Maka, memurnikan diri dalam Muhammadiyah berarti mengikhlaskan diri sepenuhnya untuk berjuang dalam persyarikatan.
Setiap pimpinan Muhammadiyah harus memastikan bahwa mereka telah memurnikan niat untuk memimpin persyarikatan, termasuk kesiapan menerima segala risiko yang mungkin muncul. Dengan niat yang murni, tidak ada lagi alasan untuk “mencari waktu luang” dalam ber-Muhammadiyah.
Muhammadiyah harus menjadi bagian dari hidup pimpinan, bahkan dalam kondisi tersulit sekalipun. Jika hal ini dilakukan, sinergi gerakan akan terwujud, sehingga dakwah, sosial, dan tajdid dapat terlaksana dengan baik. Predikat umat terbaik, “Kuntum Khairan Ummat”, akan tercapai.
2. Memperkuat Ideologi Muhammadiyah melalui Pengajian, Pengkajian, dan Pengkaderan
Di Muhammadiyah, tidak ada istilah “khatam dalam belajar.” Setiap pimpinan harus aktif mengadakan pengajian dan pengkajian untuk terus memperdalam ilmu dan memperkuat ideologi. Namun, kegiatan pengajian sering kali belum dikemas secara relevan dengan isu-isu kekinian.
Branding dakwah dan pemanfaatan platform media sosial, misalnya, masih kurang menjadi fokus utama. Hal ini membuat kualitas pengajian dan pengkajian dipertanyakan.
Pengkaderan juga belum optimal dalam menyentuh aspek spiritual, gerakan, dan persaudaraan. Banyak kegiatan pengajian hanya berakhir dengan seruan “Nashrun Minallah wa Fathun Qarib,” tanpa tindak lanjut yang konkret.
Muhammadiyah memerlukan pendekatan modern dalam perencanaan, pelaksanaan, dan evaluasi gerakan, agar dapat menghadirkan dampak nyata di masyarakat. Jika pimpinan hanya berfokus pada diskusi ilmu tanpa aksi nyata, maka lebih baik aktivitas tersebut dibatasi di ranah akademis saja.
3. Mentradisikan Pengorbanan Pikiran, Waktu, dan Materi
Sebagai gerakan, Muhammadiyah tidak cukup dengan wacana atau dialektika ilmu semata. Dibutuhkan pengorbanan nyata dalam bentuk pikiran, waktu, dan materi. Para pimpinan harus menjadi pionir dalam mentradisikan pengorbanan ini.
Bahkan, banyak pimpinan Muhammadiyah yang rela berkorban meskipun mereka bukan berasal dari kalangan ekonomi atas.

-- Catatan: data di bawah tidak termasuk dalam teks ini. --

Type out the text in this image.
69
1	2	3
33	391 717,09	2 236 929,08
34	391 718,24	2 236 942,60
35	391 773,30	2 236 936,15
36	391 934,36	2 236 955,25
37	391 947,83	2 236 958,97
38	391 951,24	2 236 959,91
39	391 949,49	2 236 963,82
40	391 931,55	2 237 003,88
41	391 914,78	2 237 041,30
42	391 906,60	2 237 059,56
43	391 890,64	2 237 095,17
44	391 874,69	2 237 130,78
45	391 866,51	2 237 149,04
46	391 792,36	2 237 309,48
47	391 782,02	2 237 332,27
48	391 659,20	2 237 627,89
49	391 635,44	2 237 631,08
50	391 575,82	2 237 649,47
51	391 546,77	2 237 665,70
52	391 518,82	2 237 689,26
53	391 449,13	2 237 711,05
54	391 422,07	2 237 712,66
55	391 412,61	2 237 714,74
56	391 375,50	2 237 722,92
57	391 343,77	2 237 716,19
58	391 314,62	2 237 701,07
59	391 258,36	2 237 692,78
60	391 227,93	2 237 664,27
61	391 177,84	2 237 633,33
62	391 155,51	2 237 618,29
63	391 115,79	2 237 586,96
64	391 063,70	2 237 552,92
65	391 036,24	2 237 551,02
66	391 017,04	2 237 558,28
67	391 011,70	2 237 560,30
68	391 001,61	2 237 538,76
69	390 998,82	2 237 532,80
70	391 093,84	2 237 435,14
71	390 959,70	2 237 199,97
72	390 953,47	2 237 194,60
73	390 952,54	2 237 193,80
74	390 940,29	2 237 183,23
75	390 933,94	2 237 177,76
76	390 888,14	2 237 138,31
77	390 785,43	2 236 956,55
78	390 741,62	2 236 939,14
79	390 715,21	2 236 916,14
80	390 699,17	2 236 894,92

Hal ini adalah buah dari keikhlasan dan tauhid yang mendalam.
Sebaliknya, jika ada pimpinan yang sudah tinggi ilmunya namun minim kontribusi dalam gerakan dan pengorbanan, maka kelayakan mereka sebagai pimpinan patut dipertanyakan. Muhammadiyah membutuhkan pemimpin yang tidak hanya cerdas, tetapi juga berjiwa pengorbanan.
4. Memperkuat Jaringan untuk Mendukung Ekonomi dan Gerakan
Jaringan dengan berbagai elemen masyarakat adalah hal yang wajib diperkuat agar Muhammadiyah mampu bergerak maksimal, terutama dalam bidang ekonomi dan politik. Untuk menghindari pragmatisme personal, setiap pimpinan harus memiliki kondisi spiritual (haal) yang mencerminkan kemurnian niat dalam ber-Muhammadiyah. Jika tidak, fitnah akan mudah berkembang di tengah persyarikatan, yang pada akhirnya merusak amal salih dalam gerakan.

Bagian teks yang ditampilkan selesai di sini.